Miles Davis se sienta en un sillón alto, de cuero negro. Se pasa la mano por la quijada y se sube el cierre de la campera. Se levanta del sillón y abre la ventana, suavemente, y contempla el cielo resplandeciente. Se queda parado. Luego regresa.

Miles Davis vive en el edificio remodelado de una iglesia ortodoxa rusa. Los cables revolean en el aire y los escapes zumban junto con el claxon de la urbe.

Miles estira el brazo y roza, apenas, la trompeta. En la habitación oscura el haz de luz intermitente que entra por la ventana enciende el bronce tenue. Miles la mira y se rasca la nariz.

Levanta la trompeta. La acaricia como si fuera una mujer negra. Empieza a tocar.

Dos horas antes, le han avisado que su padre ha muerto a miles de kilómetros.
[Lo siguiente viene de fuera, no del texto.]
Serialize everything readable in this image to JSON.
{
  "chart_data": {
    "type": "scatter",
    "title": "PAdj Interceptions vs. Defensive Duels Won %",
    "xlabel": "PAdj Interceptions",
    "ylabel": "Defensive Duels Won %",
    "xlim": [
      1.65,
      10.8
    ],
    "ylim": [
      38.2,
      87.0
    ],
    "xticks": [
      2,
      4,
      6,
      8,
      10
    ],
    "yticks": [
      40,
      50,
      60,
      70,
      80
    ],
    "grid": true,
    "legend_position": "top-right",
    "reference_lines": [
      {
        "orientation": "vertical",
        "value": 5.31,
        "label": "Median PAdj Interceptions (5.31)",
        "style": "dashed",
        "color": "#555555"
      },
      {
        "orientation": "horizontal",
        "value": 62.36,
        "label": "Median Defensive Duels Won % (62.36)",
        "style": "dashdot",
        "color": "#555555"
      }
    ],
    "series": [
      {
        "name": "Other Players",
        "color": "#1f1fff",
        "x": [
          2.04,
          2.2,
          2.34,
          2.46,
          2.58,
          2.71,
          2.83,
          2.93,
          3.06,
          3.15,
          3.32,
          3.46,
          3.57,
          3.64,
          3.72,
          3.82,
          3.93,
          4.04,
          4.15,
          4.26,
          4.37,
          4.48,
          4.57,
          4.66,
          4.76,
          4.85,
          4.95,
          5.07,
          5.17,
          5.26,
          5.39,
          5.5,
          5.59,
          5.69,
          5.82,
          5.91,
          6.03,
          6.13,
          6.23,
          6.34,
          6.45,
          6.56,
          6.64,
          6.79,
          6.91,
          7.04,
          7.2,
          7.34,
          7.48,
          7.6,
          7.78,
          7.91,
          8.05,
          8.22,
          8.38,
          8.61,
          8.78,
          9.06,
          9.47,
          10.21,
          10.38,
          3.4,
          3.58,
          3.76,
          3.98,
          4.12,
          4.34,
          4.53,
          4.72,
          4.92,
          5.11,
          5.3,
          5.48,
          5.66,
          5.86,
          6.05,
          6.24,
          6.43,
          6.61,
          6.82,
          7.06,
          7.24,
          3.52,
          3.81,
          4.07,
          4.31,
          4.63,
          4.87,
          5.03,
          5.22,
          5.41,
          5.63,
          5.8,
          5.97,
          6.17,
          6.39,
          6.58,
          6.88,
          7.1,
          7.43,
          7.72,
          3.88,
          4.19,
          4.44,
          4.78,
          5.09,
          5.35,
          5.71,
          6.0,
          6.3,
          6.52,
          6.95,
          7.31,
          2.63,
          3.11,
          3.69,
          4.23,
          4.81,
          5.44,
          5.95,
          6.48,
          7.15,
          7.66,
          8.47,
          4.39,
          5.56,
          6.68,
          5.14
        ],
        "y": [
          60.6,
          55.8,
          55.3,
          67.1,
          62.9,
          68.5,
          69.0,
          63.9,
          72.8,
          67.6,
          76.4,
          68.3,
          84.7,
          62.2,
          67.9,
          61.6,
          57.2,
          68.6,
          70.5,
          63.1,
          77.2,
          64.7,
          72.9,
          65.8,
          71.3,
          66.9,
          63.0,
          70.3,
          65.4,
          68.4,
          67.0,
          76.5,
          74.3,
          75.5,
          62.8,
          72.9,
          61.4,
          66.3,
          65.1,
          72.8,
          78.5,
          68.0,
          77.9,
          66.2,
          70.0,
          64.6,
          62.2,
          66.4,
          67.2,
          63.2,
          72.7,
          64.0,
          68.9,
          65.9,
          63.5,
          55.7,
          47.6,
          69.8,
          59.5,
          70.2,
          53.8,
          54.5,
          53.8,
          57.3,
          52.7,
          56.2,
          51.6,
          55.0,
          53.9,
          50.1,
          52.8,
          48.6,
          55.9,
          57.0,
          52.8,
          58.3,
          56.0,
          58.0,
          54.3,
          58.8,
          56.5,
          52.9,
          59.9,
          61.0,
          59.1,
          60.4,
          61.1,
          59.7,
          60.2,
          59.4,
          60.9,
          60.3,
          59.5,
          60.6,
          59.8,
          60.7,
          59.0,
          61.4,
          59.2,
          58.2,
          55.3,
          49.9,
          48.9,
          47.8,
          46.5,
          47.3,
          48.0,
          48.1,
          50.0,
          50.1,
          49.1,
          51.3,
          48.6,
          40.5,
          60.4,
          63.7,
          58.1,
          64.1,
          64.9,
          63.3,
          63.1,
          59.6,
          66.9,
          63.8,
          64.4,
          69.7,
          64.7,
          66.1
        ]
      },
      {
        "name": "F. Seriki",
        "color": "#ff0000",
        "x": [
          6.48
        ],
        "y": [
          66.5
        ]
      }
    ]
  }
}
Ya no tendrá la mirada perdida y la voz severa de su padre, ese hombre que le ha ayudado a ser alguien. Sólo tiene la compañía enorme e insignificante de la trompeta.

Está solo. Y lo estará por el resto de su vida. La trompeta es algo. Casi nada.

En un momento, arroja la trompeta por la ventana. Suelta un quejido, un estertor parecido al llanto.